Births at John Peter Smith Hospital are expected to fall more than 20 percent by next year, a development that officials at the public hospital district attribute in part to the stagnant economy.
With just 3,300 deliveries through April of this fiscal year, births have decreased 12 percent from 2010, officials said.
The hospital anticipates that deliveries will drop 10 percent more next year, said Bill Whitman, the JPS Health Network's chief operating officer.
The decrease will have budget implications for the hospital because about three-quarters of deliveries are to undocumented immigrants, for which the district receives Medicaid reimbursements.
In an eight-month period in 2009 and 2010, for example, the hospital district received about $5 million in Medicaid reimbursements, officials have said. Delivering a baby is considered an emergency procedure.
"When you have a paying source and that source is reduced -- particularly when budgets are going to be much tighter next year -- you will have an impact," JPS CEO Robert Earley said.
The economy is likely behind the decrease, officials said. Cash-strapped families may have decided that they can't afford to have more children, and fewer construction projects mean fewer families in North Texas that typically rely on JPS services.
"When you have an economic slowdown, you're going to have a slowdown on people here for jobs, even on a temporary basis," Earley said. "And I think you have people saying 'You know what, maybe this isn't the right time to have a child.'"
Whitman noted that Parkland Memorial Hospital in Dallas announced recently that it expected births to drop a staggering 40 percent.
Nationally, the birthrate fell 4 percent from 2007 to 2009, according to the latest figures available from the U.S. Centers for Disease Control and Prevention. The largest decrease was among Hispanic women, which may help explain why public hospitals like JPS and Parkland, which typically serve a large number of Hispanics, are affected.
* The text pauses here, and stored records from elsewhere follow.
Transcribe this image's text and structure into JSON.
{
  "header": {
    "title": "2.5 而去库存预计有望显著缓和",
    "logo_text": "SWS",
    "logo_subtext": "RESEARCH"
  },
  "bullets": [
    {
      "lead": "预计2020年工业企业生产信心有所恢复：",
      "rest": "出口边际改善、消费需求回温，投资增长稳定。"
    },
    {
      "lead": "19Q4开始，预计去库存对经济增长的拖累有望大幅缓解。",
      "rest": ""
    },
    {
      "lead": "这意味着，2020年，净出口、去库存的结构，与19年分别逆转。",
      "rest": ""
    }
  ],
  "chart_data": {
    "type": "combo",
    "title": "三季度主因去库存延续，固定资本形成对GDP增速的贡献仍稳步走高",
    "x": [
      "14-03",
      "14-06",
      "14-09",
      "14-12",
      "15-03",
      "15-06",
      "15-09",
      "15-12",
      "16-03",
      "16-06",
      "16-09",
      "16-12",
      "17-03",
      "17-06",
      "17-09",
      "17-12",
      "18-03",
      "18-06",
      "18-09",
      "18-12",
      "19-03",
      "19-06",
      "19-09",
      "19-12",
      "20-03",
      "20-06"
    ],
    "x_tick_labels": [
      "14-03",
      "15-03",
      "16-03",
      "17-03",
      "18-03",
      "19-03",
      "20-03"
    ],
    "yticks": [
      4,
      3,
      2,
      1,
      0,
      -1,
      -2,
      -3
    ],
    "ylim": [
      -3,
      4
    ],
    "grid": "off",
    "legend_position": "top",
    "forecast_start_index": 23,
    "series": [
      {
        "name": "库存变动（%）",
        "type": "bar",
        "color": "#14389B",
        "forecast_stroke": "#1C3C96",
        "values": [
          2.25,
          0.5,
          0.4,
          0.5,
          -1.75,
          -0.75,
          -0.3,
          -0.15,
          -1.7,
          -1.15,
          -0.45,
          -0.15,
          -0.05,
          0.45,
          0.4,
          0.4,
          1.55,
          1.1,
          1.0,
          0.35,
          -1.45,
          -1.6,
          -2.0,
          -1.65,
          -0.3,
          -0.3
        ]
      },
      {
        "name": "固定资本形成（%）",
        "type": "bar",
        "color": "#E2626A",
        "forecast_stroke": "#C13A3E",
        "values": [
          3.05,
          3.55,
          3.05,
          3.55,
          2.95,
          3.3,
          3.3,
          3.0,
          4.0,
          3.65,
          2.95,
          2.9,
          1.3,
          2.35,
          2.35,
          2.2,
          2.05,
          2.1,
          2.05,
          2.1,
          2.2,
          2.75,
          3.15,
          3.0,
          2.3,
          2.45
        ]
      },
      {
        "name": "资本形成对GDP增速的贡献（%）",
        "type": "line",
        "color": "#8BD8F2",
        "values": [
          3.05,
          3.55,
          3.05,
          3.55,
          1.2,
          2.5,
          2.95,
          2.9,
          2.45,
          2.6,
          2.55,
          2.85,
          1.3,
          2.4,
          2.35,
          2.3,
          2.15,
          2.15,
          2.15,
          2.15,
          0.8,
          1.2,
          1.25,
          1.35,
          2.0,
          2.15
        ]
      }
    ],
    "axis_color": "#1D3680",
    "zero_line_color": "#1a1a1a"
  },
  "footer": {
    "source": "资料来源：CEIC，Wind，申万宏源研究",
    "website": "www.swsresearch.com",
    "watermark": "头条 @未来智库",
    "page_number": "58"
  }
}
Public hospitals in Texas saw a 6 percent decrease in births during the same period, higher than the 2 percent drop that occurred in safety-net hospitals nationally, according to the National Association of Public Hospitals and Health Systems.
While the decrease at JPS looks substantial on paper, it is more subtle inside the hospital, said Patricia Alridge, JPS director of women and children's services. The hospital has 15 labor rooms and usually more deliveries than "we can manage with space," she said.
"It's not that we have people standing around with nothing to do," she said. "We are still very busy. We're nowhere near closing off rooms or anything like that."
While the economy may be contributing to an overall decrease in births, Alridge said the hospital has served more new parents who previously had health insurance and used other hospitals. But they have lost jobs and now depend on JPS for care, she said.